I build rpm up to almost 8K and hold it there. I lose my focal point down the track and am fixated on the Christmas tree in the corner of my left eye. The trio of yellow lights flash. I'm thinking 'Reaction Time' and unceremoniously dump the clutch.
The 240mm rear tire pitches violently right as I hold on to the 1.5-inch cast aluminum bars like a cowboy with a bull by the horns. The rear and the front tire are almost parallel, but I manage to keep the 43mm inverted fork pointed forward. With the throttle still open, the Muscle's claimed 85 ft-lb of torque at around 7K is still spinning the rear tire as the back end whips around to the left, trailing my legs behind. I do my best Superman on the tank and seat, my legs straight out as the motorcyle strafes the center wall before I finally back off the throttle and fall back into the seat, clipping the black box at the 60-foot marker for good measure. All I can think is "Damn, now that's
At that moment, I couldn't think of any name for a motorcycle that could be more appropriate. The V-Rod Muscle. Were it not for a little muscle and a lot of luck, the power of the 1250cc Revolution engine would have given me the ol' heave-ho. And though it's got plenty of shoulder-poppin' power down low, it's even more impressive on the top end. First gear keeps giving for a long time. It didn't even reach redline after a long rev where I was fighting to get my big legs back on the pegs against the G's of a good launch. Granted, it's a stretch to the forward-mounted foot controls for me at six feet tall, even though they are moved in slightly more than on the standard VRSCAW. But that's no excuse. The 2009 V-Rod Muscle just brings plenty of gusto to the table, especially when revs climb into the meat of the powerband between 6000-8000 rpm.

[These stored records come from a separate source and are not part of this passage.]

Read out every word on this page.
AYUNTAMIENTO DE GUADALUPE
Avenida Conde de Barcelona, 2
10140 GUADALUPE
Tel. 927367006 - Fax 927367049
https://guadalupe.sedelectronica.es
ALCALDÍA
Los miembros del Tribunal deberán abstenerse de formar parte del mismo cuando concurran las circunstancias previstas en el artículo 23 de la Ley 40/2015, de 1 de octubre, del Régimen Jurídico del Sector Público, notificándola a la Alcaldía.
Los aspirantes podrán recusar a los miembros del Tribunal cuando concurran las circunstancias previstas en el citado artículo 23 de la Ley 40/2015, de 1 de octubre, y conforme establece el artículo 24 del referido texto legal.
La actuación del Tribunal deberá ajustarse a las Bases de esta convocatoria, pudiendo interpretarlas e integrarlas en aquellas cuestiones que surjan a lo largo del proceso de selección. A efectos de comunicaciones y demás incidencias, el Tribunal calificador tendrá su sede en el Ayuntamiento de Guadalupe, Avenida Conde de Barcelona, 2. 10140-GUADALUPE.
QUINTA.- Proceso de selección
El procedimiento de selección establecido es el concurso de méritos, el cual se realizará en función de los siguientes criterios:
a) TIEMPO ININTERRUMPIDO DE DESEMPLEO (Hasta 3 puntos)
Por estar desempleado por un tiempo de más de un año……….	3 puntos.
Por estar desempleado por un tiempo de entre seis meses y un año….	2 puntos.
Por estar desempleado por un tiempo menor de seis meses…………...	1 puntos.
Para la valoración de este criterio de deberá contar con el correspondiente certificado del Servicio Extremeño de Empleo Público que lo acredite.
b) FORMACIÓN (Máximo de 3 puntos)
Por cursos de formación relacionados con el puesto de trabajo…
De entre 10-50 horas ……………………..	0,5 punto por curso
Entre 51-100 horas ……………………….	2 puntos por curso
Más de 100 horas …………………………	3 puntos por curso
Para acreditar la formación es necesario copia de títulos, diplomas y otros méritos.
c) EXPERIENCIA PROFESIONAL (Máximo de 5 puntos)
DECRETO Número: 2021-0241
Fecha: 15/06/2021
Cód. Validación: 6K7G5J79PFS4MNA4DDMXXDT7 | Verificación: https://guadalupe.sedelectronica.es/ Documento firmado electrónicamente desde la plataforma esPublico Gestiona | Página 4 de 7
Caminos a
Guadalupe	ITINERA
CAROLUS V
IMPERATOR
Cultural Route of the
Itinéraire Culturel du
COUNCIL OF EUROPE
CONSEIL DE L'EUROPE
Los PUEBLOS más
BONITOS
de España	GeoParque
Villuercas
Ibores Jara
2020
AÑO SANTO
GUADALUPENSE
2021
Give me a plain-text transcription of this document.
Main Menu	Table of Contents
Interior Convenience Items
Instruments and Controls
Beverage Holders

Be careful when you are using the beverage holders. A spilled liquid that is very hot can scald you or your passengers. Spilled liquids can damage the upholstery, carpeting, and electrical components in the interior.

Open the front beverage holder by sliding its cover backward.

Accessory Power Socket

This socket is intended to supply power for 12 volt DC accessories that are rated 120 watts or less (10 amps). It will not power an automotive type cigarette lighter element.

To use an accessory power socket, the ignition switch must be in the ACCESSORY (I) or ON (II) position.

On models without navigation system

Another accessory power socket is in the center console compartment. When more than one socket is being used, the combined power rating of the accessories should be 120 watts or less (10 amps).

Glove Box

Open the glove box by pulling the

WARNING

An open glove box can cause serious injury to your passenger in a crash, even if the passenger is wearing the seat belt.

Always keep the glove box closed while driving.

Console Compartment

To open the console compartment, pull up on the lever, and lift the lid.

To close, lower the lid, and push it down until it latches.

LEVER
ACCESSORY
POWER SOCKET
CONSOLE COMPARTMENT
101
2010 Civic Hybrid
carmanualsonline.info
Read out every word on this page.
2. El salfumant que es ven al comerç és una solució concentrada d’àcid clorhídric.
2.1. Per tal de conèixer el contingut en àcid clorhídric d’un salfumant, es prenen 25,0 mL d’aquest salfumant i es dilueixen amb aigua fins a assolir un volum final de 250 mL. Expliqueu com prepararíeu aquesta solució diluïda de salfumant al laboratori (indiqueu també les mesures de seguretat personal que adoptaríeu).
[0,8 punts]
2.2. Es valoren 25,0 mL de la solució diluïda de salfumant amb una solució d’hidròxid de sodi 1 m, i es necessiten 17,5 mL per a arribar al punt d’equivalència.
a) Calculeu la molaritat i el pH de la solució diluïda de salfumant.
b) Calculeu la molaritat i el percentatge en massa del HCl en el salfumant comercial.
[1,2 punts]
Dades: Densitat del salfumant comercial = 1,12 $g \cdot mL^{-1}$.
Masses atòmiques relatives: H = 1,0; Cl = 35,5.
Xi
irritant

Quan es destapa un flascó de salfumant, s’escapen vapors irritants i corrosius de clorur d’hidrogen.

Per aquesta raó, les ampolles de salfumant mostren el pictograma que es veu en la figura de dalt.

The chiseled look of the tank area and the angular air-box cover increase the visual mass of the midsection on the new V-Rod.
This new V-Rod is ripped. The smooth tank got a brawny, chiseled makeover that gives it a mean streak. Big air scoops with wire mesh screens on both sides of the five-gallon tank give the motorcycle's midsection more mass. The color-matched radiator shrouds are styled a bit differently as well and are more noticeable than before. The sheet-molded compound used on the '09 Muscle's body is the same durable stuff they use on the front of bullet trains.
The 2009 V-Rod Muscle looks longer than the standard V-Rod but is actually 0.2 inches shorter. The seat is 0.4 inches lower and has a new, deeper design that gives riders a little more support in the small of their back while they lean forward in an aggressive arms-up riding position. The clean design of the new clipped rear fender makes the bike appear longer as well. It's wide but short, allowing the fat rear tire to prominently trail behind the bike. The combo stop/tail/turn LED light has been integrated into the fender, tucked neatly just under its edge. The design looks fantastic but only three lights blink when the turn signals are engaged and were a little difficult to see at an angle from a lane over. At a distance, the brightness of the LEDs is easily visible though. The license plate mount has been moved to the left side, keeping the view from the rear clean and uncluttered.
The long, low look of the new V-Rod is accentuated by satin chrome pipes streaking down both sides of the bike. The fat, turn-out mufflers shoot out a little past the rear axle and rumble with each shift of the five-speed transmission. Running through the gears quickly in drag mode, the tranny didn't miss a shift. A race-bred 'slipper-style' clutch keeps chirps to a minimal when downshifting the 640-lb power cruiser. When coming to the end of the Infineon runway after a triple-digit run, a potent Brembo triple-disc arrangement has no problems shaving off speed. And in case you feel the need, all VRSCs have the option of being equipped with factory-installed ABS.
Before leaving Infineon to sample more of the 2009 Harley-Davidson lineup, Krawiec and Hines both took a turn cracking the throttle on the factory Muscle down the dragstrip. Krawiec set the fastest pace of the day with an 11.5 right out of the gate. Not to be outdone, Hines demonstrated why he's leading the Pro Stock Motorcycle class by calmly laying down an 11.3-second run.
Fans of the old-style VRSC need not fear. The traditional look of the rounded-tank V-Rod continues in the 2009 VRSCAW. The sinister Night Rod Special also returns in '09 with a slew of blacked-out components and a few extra horsepower out of its 1250cc liquid-cooled Revolution engine. But the release of the Muscle is the biggest news coming out of the V-Rod camp. The stylistic changes have been eight years coming, and the 2009 Muscle rings in at the top of its class with a MSRP of $17,199.